Editor’s Note: October 2008
Author: M.Washo Editor-in-Chief | Photographer: photography by anne
I often feel that I lead a somewhat selfish existence. The only creature I have to look after is my dog, and his needs are somewhat minimal. I look at my sister with three children, a cat, a puppy and a full-time job and wonder how in the world she manages to pull it all off—with any bit of her sanity in tact. Did I mention she is my younger sister?
It was with these thoughts on my mind that I decided to participate in Challenge Day, a three-day program that recently took place with the eighth grade students of Hilton Head Middle School. As any editor of any magazine, I receive calls all day, every day, asking for space in the magazine to tell this story or that. Most are for charity events, some are for personal benefit, and some are just to make the public aware of something that is relevant to our community.
Kim Gartner, a science teacher at Hilton Head Middle School, called to ask if CH2 would be interested in covering the story, but she also asked if we would participate as “adult facilitators” of the day (see story on page 94).

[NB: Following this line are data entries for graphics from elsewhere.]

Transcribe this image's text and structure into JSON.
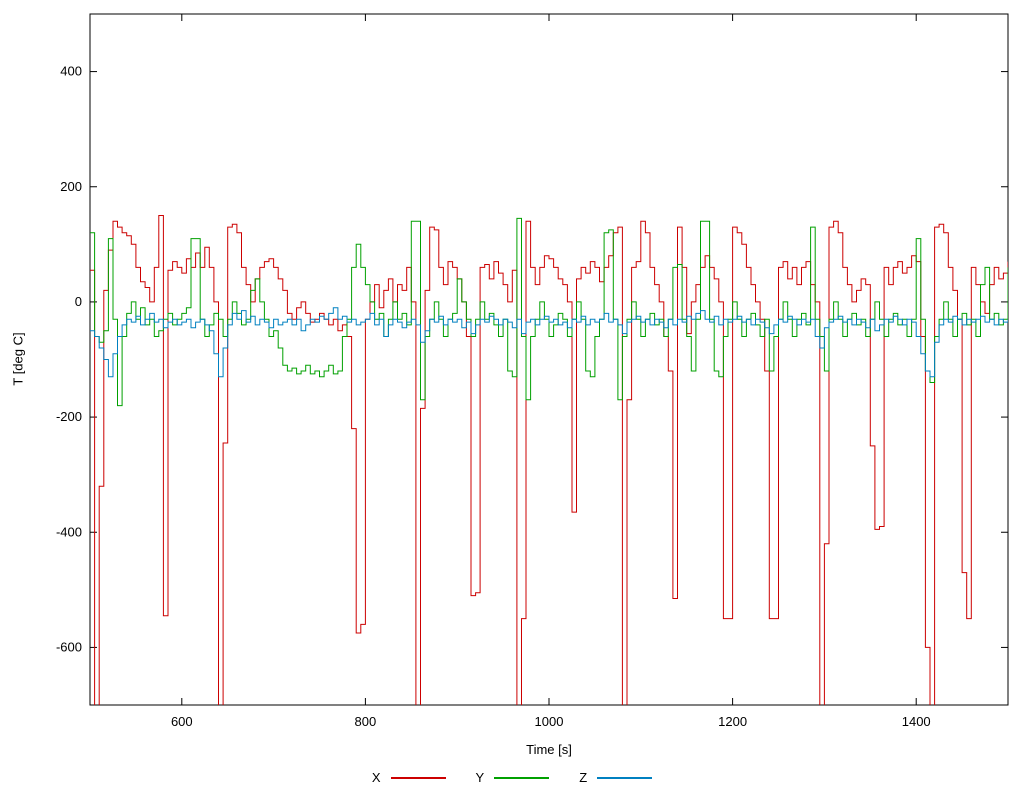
{
  "axes": {
    "xlabel": "Time [s]",
    "ylabel": "T [deg C]"
  },
  "chart_data": {
    "type": "line",
    "title": "",
    "xlabel": "Time [s]",
    "ylabel": "T [deg C]",
    "xlim": [
      500,
      1500
    ],
    "ylim": [
      -700,
      500
    ],
    "x_ticks": [
      600,
      800,
      1000,
      1200,
      1400
    ],
    "y_ticks": [
      400,
      200,
      0,
      -200,
      -400,
      -600
    ],
    "grid": false,
    "legend_position": "bottom",
    "line_style": "steps",
    "x": [
      500,
      505,
      510,
      515,
      520,
      525,
      530,
      535,
      540,
      545,
      550,
      555,
      560,
      565,
      570,
      575,
      580,
      585,
      590,
      595,
      600,
      605,
      610,
      615,
      620,
      625,
      630,
      635,
      640,
      645,
      650,
      655,
      660,
      665,
      670,
      675,
      680,
      685,
      690,
      695,
      700,
      705,
      710,
      715,
      720,
      725,
      730,
      735,
      740,
      745,
      750,
      755,
      760,
      765,
      770,
      775,
      780,
      785,
      790,
      795,
      800,
      805,
      810,
      815,
      820,
      825,
      830,
      835,
      840,
      845,
      850,
      855,
      860,
      865,
      870,
      875,
      880,
      885,
      890,
      895,
      900,
      905,
      910,
      915,
      920,
      925,
      930,
      935,
      940,
      945,
      950,
      955,
      960,
      965,
      970,
      975,
      980,
      985,
      990,
      995,
      1000,
      1005,
      1010,
      1015,
      1020,
      1025,
      1030,
      1035,
      1040,
      1045,
      1050,
      1055,
      1060,
      1065,
      1070,
      1075,
      1080,
      1085,
      1090,
      1095,
      1100,
      1105,
      1110,
      1115,
      1120,
      1125,
      1130,
      1135,
      1140,
      1145,
      1150,
      1155,
      1160,
      1165,
      1170,
      1175,
      1180,
      1185,
      1190,
      1195,
      1200,
      1205,
      1210,
      1215,
      1220,
      1225,
      1230,
      1235,
      1240,
      1245,
      1250,
      1255,
      1260,
      1265,
      1270,
      1275,
      1280,
      1285,
      1290,
      1295,
      1300,
      1305,
      1310,
      1315,
      1320,
      1325,
      1330,
      1335,
      1340,
      1345,
      1350,
      1355,
      1360,
      1365,
      1370,
      1375,
      1380,
      1385,
      1390,
      1395,
      1400,
      1405,
      1410,
      1415,
      1420,
      1425,
      1430,
      1435,
      1440,
      1445,
      1450,
      1455,
      1460,
      1465,
      1470,
      1475,
      1480,
      1485,
      1490,
      1495,
      1500
    ],
    "series": [
      {
        "name": "X",
        "color": "#cc0000",
        "values": [
          55,
          -750,
          -320,
          20,
          90,
          140,
          130,
          120,
          115,
          100,
          60,
          35,
          25,
          0,
          60,
          150,
          -545,
          55,
          70,
          60,
          50,
          75,
          60,
          85,
          60,
          95,
          60,
          0,
          -750,
          -245,
          130,
          135,
          120,
          60,
          30,
          0,
          40,
          60,
          70,
          75,
          60,
          40,
          20,
          -20,
          -30,
          -10,
          0,
          -20,
          -35,
          -30,
          -20,
          -30,
          -40,
          -30,
          -50,
          -40,
          -60,
          -220,
          -575,
          -560,
          -30,
          0,
          30,
          -10,
          20,
          40,
          0,
          30,
          20,
          60,
          0,
          -750,
          -185,
          20,
          130,
          125,
          60,
          30,
          70,
          60,
          40,
          0,
          -60,
          -510,
          -505,
          60,
          65,
          40,
          70,
          50,
          30,
          0,
          55,
          -750,
          -550,
          140,
          60,
          30,
          60,
          80,
          75,
          60,
          40,
          30,
          0,
          -365,
          40,
          60,
          50,
          70,
          60,
          35,
          60,
          80,
          120,
          130,
          -750,
          -170,
          60,
          70,
          140,
          120,
          60,
          30,
          0,
          -60,
          -120,
          -515,
          130,
          60,
          -55,
          0,
          30,
          60,
          80,
          60,
          40,
          0,
          -550,
          -550,
          130,
          120,
          100,
          60,
          30,
          0,
          -30,
          -120,
          -550,
          -550,
          60,
          70,
          40,
          60,
          30,
          60,
          70,
          30,
          0,
          -750,
          -420,
          130,
          140,
          120,
          60,
          30,
          0,
          20,
          40,
          30,
          -250,
          -395,
          -390,
          60,
          30,
          60,
          70,
          50,
          60,
          80,
          70,
          -60,
          -600,
          -750,
          130,
          135,
          120,
          60,
          20,
          -30,
          -470,
          -550,
          60,
          30,
          0,
          -20,
          30,
          60,
          40,
          50,
          70
        ]
      },
      {
        "name": "Y",
        "color": "#00a000",
        "values": [
          120,
          -60,
          -70,
          -50,
          110,
          -30,
          -180,
          -60,
          -20,
          0,
          -30,
          -10,
          -40,
          -30,
          -60,
          -50,
          -30,
          -20,
          -40,
          -30,
          -20,
          -10,
          110,
          110,
          -30,
          -60,
          -40,
          -20,
          -30,
          -60,
          -30,
          0,
          -20,
          -40,
          -30,
          20,
          40,
          0,
          -30,
          -60,
          -50,
          -80,
          -110,
          -120,
          -115,
          -125,
          -120,
          -110,
          -125,
          -120,
          -130,
          -120,
          -110,
          -125,
          -120,
          -60,
          -30,
          60,
          100,
          60,
          30,
          0,
          -30,
          -20,
          -60,
          -30,
          0,
          -30,
          -20,
          -40,
          140,
          140,
          -170,
          -60,
          -30,
          0,
          -30,
          -60,
          -30,
          -20,
          40,
          0,
          -30,
          -60,
          -30,
          0,
          -30,
          -20,
          -40,
          -60,
          -30,
          -120,
          -130,
          145,
          -60,
          -170,
          -60,
          -30,
          0,
          -30,
          -60,
          -40,
          -20,
          -30,
          -60,
          -30,
          0,
          -30,
          -120,
          -130,
          -60,
          -30,
          120,
          125,
          -30,
          -170,
          -60,
          -30,
          0,
          -30,
          -60,
          -30,
          -20,
          -40,
          -30,
          -60,
          -30,
          60,
          65,
          -30,
          -60,
          -120,
          -30,
          140,
          140,
          -30,
          -120,
          -130,
          -60,
          -30,
          0,
          -30,
          -60,
          -30,
          -20,
          -40,
          -60,
          -30,
          -120,
          -60,
          -30,
          0,
          -30,
          -60,
          -30,
          -20,
          -40,
          130,
          -30,
          -60,
          -120,
          -30,
          0,
          -30,
          -60,
          -30,
          -20,
          -40,
          -30,
          -60,
          -30,
          0,
          -30,
          -60,
          -30,
          -20,
          -40,
          -30,
          -60,
          -30,
          110,
          -30,
          -120,
          -140,
          -60,
          -30,
          0,
          -30,
          -60,
          -30,
          -20,
          -40,
          -30,
          -60,
          30,
          60,
          -30,
          -20,
          -40,
          -30,
          60
        ]
      },
      {
        "name": "Z",
        "color": "#0080c0",
        "values": [
          -50,
          -60,
          -80,
          -100,
          -130,
          -90,
          -60,
          -40,
          -30,
          -35,
          -25,
          -40,
          -30,
          -20,
          -35,
          -30,
          -45,
          -35,
          -30,
          -40,
          -35,
          -30,
          -45,
          -35,
          -30,
          -40,
          -50,
          -90,
          -130,
          -80,
          -40,
          -20,
          -30,
          -15,
          -35,
          -25,
          -40,
          -30,
          -35,
          -45,
          -30,
          -40,
          -35,
          -30,
          -40,
          -30,
          -50,
          -40,
          -30,
          -35,
          -25,
          -30,
          -20,
          -10,
          -30,
          -25,
          -35,
          -30,
          -40,
          -35,
          -30,
          -20,
          -40,
          -30,
          -60,
          -40,
          -30,
          -35,
          -45,
          -35,
          -30,
          -40,
          -70,
          -50,
          -30,
          -35,
          -25,
          -40,
          -30,
          -35,
          -30,
          -45,
          -35,
          -55,
          -40,
          -30,
          -35,
          -25,
          -30,
          -40,
          -30,
          -35,
          -45,
          -30,
          -55,
          -35,
          -30,
          -40,
          -30,
          -25,
          -35,
          -30,
          -40,
          -35,
          -45,
          -30,
          -35,
          -25,
          -40,
          -30,
          -35,
          -30,
          -20,
          -35,
          -30,
          -40,
          -55,
          -35,
          -30,
          -25,
          -35,
          -30,
          -40,
          -30,
          -35,
          -45,
          -30,
          -40,
          -30,
          -35,
          -25,
          -30,
          -20,
          -15,
          -30,
          -35,
          -25,
          -40,
          -30,
          -35,
          -30,
          -25,
          -35,
          -30,
          -40,
          -30,
          -35,
          -45,
          -55,
          -40,
          -30,
          -35,
          -25,
          -30,
          -40,
          -30,
          -35,
          -30,
          -60,
          -80,
          -45,
          -35,
          -30,
          -25,
          -35,
          -30,
          -40,
          -30,
          -35,
          -45,
          -30,
          -50,
          -40,
          -30,
          -35,
          -25,
          -30,
          -40,
          -30,
          -35,
          -60,
          -90,
          -120,
          -130,
          -70,
          -40,
          -30,
          -35,
          -25,
          -30,
          -40,
          -30,
          -35,
          -30,
          -25,
          -35,
          -30,
          -40,
          -30,
          -35,
          -30
        ]
      }
    ]
  }
}
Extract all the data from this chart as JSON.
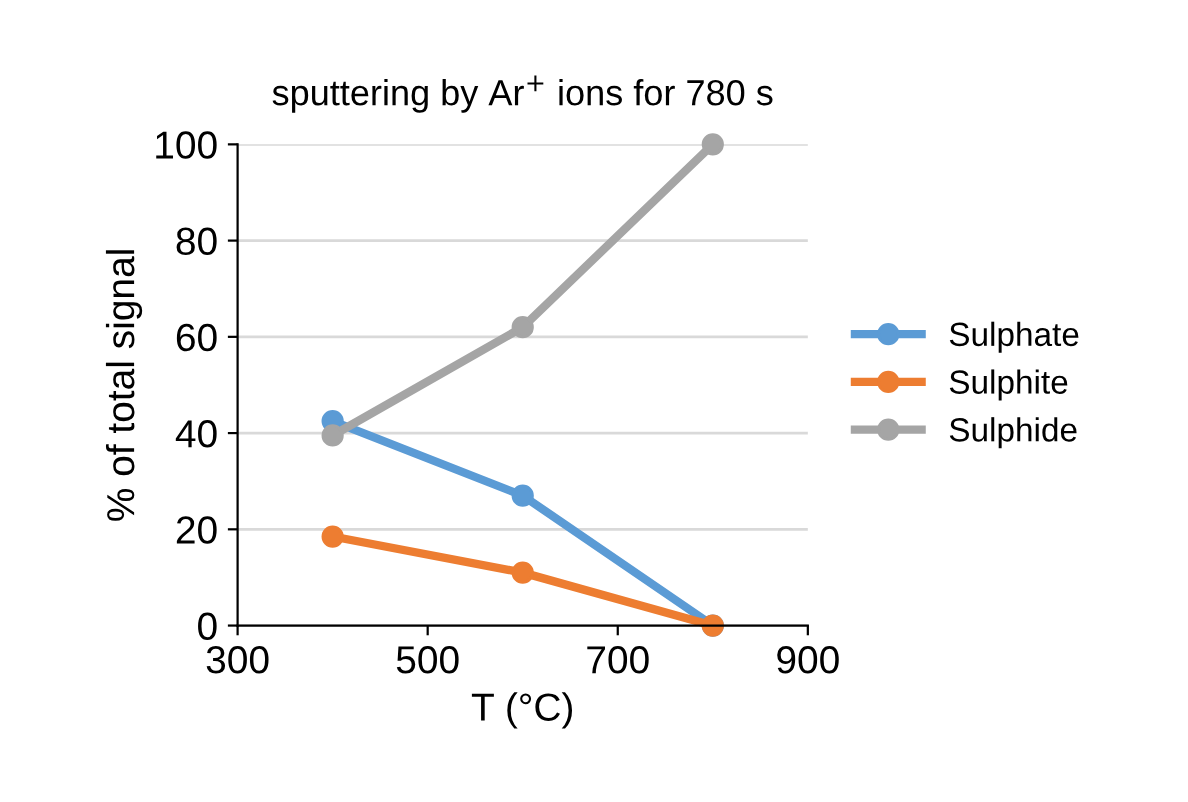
{
  "chart_data": {
    "type": "line",
    "title": "sputtering by Ar$^{+}$ ions for 780 s",
    "xlabel": "T (°C)",
    "ylabel": "% of total signal",
    "x": [
      400,
      600,
      800
    ],
    "series": [
      {
        "name": "Sulphate",
        "color": "#5b9bd5",
        "values": [
          42.5,
          27,
          0
        ]
      },
      {
        "name": "Sulphite",
        "color": "#ed7d31",
        "values": [
          18.5,
          11,
          0
        ]
      },
      {
        "name": "Sulphide",
        "color": "#a5a5a5",
        "values": [
          39.5,
          62,
          100
        ]
      }
    ],
    "xlim": [
      300,
      900
    ],
    "xticks": [
      300,
      500,
      700,
      900
    ],
    "ylim": [
      0,
      100
    ],
    "yticks": [
      0,
      20,
      40,
      60,
      80,
      100
    ],
    "grid": "y",
    "legend": "right",
    "marker": "circle",
    "line_style": "solid"
  }
}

We did. Paul deVere, Morgan O’Banion and I woke up at 6 a.m. (at which point I was already feeling empathetic towards the plight of eighth graders) to be at the school by 7:30 a.m. We didn’t really know what exactly to expect—and I think all three of us got more than we bargained for.
I’ll be the first to admit that I have led a somewhat sheltered life. Raised in a small town in upstate NY with a very close, big (seven of us!), and religious family, most of the things teenagers are dealing with today are things I didn’t even come into contact with until I was in my twenties. Drugs, alcohol, violent death of loved ones, racism, sex. And we live on Hilton Head Island. Not New York City. It was an eye-opener, to say the least.
My heart went out to the young people we met that day, and I think Challenge Day might have touched me as much as it (hopefully) did them. I left the school feeling emotionally exhausted, with a new respect for the teachers that are not only teaching today’s children how to read and write, but are acting as guidance counselors, parents and friends to their kids as well.
I would like to thank everyone at the Hilton Head Middle School for inviting me to share Challenge Day with you.